Dewsbury Rams were delighted to have former head coach and 1973 playoff final winner Tommy Smales at the clubs 2018 awards night.

Smales was the first ever recipient of the Heritage award as fans remembered that glorious season back in 1972-73. Dewsbury were the last team to be crowned champions under the playoff system until it was re-introduced in the Super League era in 1998. It was also the 78th season of rugby league to be played in England since the game’s inception.

Dewsbury finished eighth in the overall league standings, however they negotiated a very difficult playoff campaign to be crowned champions at the end of the 1973 season. They defeated Leeds 22-13 at Odsal Stadium Bradford on 19th May 1973, as Smales, Stephenson, Bates and Agar completed one the greatest feats in the clubs history.


Smales spoke exclusively to saying how much he was enjoying being back at the club all these years later and he told the website about his time as head coach of the club.

On the awards night itself, Smales commented: “It was a bit of a surprise to start with to receive the heritage award, it was 45 years ago that we won the Championship. We were just invited to the evening and to get an award is great, it was a real shock I never expected it.

“When you think of the amount of people that have been involved in Dewsbury since I was last here 45 years ago, then it’s a great award to receive and I am over the moon with it.”

Tommy remembers one night in Hull that season very well, he said: “That night at Hull I could see the way we had progressed, we were on a roll and I didn’t think the players actually realized it. You could see from the touchline what was going on and how well they were playing. The players did everything we asked them to do, and when you get a roll on then the next match you continue and you gain that confidence.
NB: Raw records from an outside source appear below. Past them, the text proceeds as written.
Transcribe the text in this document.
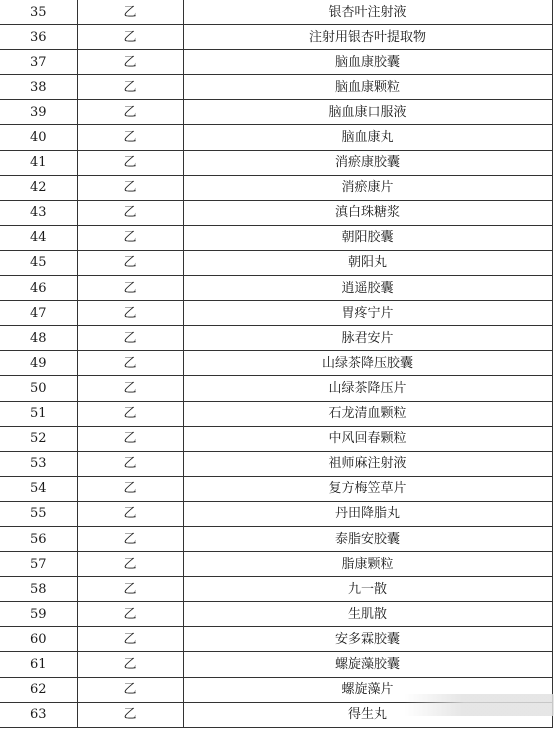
35	乙	银杏叶注射液
36	乙	注射用银杏叶提取物
37	乙	脑血康胶囊
38	乙	脑血康颗粒
39	乙	脑血康口服液
40	乙	脑血康丸
41	乙	消瘀康胶囊
42	乙	消瘀康片
43	乙	滇白珠糖浆
44	乙	朝阳胶囊
45	乙	朝阳丸
46	乙	逍遥胶囊
47	乙	胃疼宁片
48	乙	脉君安片
49	乙	山绿茶降压胶囊
50	乙	山绿茶降压片
51	乙	石龙清血颗粒
52	乙	中风回春颗粒
53	乙	祖师麻注射液
54	乙	复方梅笠草片
55	乙	丹田降脂丸
56	乙	泰脂安胶囊
57	乙	脂康颗粒
58	乙	九一散
59	乙	生肌散
60	乙	安多霖胶囊
61	乙	螺旋藻胶囊
62	乙	螺旋藻片
63	乙	得生丸
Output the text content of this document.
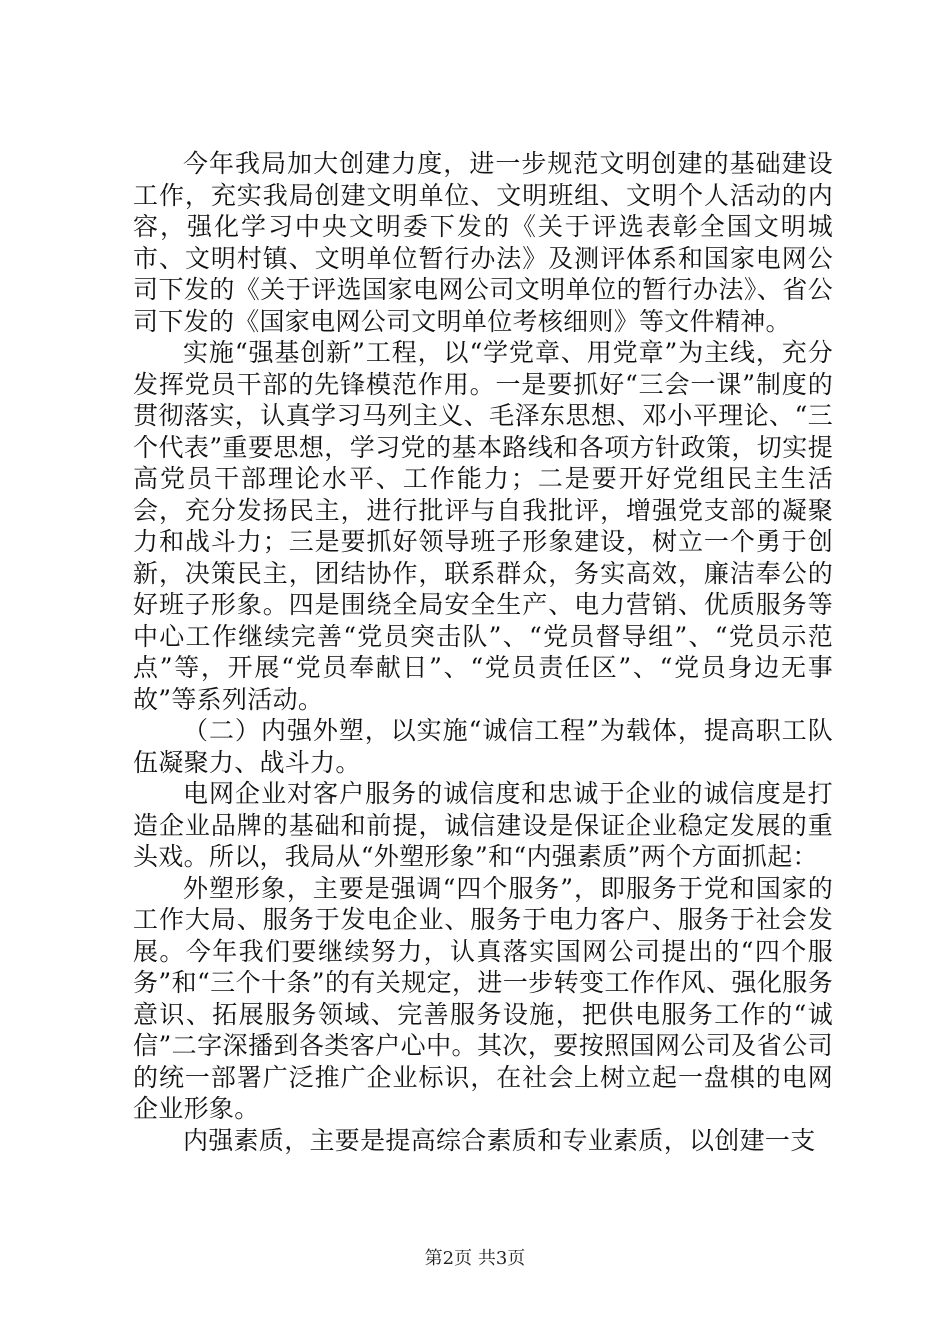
今年我局加大创建力度，进一步规范文明创建的基础建设工作，充实我局创建文明单位、文明班组、文明个人活动的内容，强化学习中央文明委下发的《关于评选表彰全国文明城市、文明村镇、文明单位暂行办法》及测评体系和国家电网公司下发的《关于评选国家电网公司文明单位的暂行办法》、省公司下发的《国家电网公司文明单位考核细则》等文件精神。

实施“强基创新”工程，以“学党章、用党章”为主线，充分发挥党员干部的先锋模范作用。一是要抓好“三会一课”制度的贯彻落实，认真学习马列主义、毛泽东思想、邓小平理论、“三个代表”重要思想，学习党的基本路线和各项方针政策，切实提高党员干部理论水平、工作能力；二是要开好党组民主生活会，充分发扬民主，进行批评与自我批评，增强党支部的凝聚力和战斗力；三是要抓好领导班子形象建设，树立一个勇于创新，决策民主，团结协作，联系群众，务实高效，廉洁奉公的好班子形象。四是围绕全局安全生产、电力营销、优质服务等中心工作继续完善“党员突击队”、“党员督导组”、“党员示范点”等，开展“党员奉献日”、“党员责任区”、“党员身边无事故”等系列活动。

（二）内强外塑，以实施“诚信工程”为载体，提高职工队伍凝聚力、战斗力。

电网企业对客户服务的诚信度和忠诚于企业的诚信度是打造企业品牌的基础和前提，诚信建设是保证企业稳定发展的重头戏。所以，我局从“外塑形象”和“内强素质”两个方面抓起：

外塑形象，主要是强调“四个服务”，即服务于党和国家的工作大局、服务于发电企业、服务于电力客户、服务于社会发展。今年我们要继续努力，认真落实国网公司提出的“四个服务”和“三个十条”的有关规定，进一步转变工作作风、强化服务意识、拓展服务领域、完善服务设施，把供电服务工作的“诚信”二字深播到各类客户心中。其次，要按照国网公司及省公司的统一部署广泛推广企业标识，在社会上树立起一盘棋的电网企业形象。

内强素质，主要是提高综合素质和专业素质，以创建一支

第2页 共3页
“We were playing so well, and they had this great big long stand at Hull and the crowd are giving it all Hull, Hull, Hull. We quietened them down and they started to clap us did their fans. At half time we got the lads in and we were seeing to whoever needed to be patched up and then we gave them the talk just before we came out.

“As we came out I lined the players up with their backs to the crowd at the side of the pitch. The reason I did that was because if they were facing the crowd they’d be getting distracted from what I was telling them. That is one of the tricks of the trade, you don’t need a distraction when you are talking to the players. I could see exactly what they were doing, they were cheering and smiling and having all the joy and then I was just talking to the players.

“We did this in the final at Odsal, back in those days you couldn’t go inside the ground, there was no where to go and do a team talk so we just lined all the players up again at the side of the pitch. I said to the lads to get themselves sorted and then got all the players in a half moon circle shape with their backs to the crowd.

“I looked at the Leeds players and they were just walking about, their coach couldn’t get their players in for a talk. I got mine in a group, and I always did it whether out on the field or in the dressing room. I got them sat down and it was 10 minutes that I could have to talk to them. It is physiological because if your trying to get your point across to someone you don’t want them looking at someone else who might be distracting them like in a crowd.”

Smales also reminisced about the moment he and the team got the trophy and won the final at Odsal.

He said: “I had the feeling of elation when I got my hands on the trophy, all the feelings just drains from you. I just sat there and watched all the players and spectators on the field celebrating, it was brilliant. I had experienced that feeling before to some extent having played at Wembley, but you didn’t have the fans coming on to the pitch there. You have to drink it in as much as you can, but you can’t take it all in at at once.”

Smales received a huge cheer from the fans as he went up to collect his award and he insists it was nice to see one or two old faces again among the supporters.

He commented:”It has been nice to see one or two of the players and spectators again, it is nice after all these years, it was 45 years ago after all since we won it. There are a lot of people here that haven’t experienced that.

“I am not a legend, there are a lot of coaches out there that have played and coached a lot longer than me but I don’t think they’ve had anymore satisfaction than what I have had with my success with my players. A lot of these coaches have had full time international players, we had just three I believe in our team. Sometimes it’s easier to coach international players, it might be more down to man management and keeping their feat on the ground.

“In general life they were brilliant players that I had, they respected me, they respected the club and fans and they respected the way we played on the pitch.

“I love coming back to Dewsbury, I always get a good reception and it’s been brilliant tonight and I appreciate the invite and the award very much.”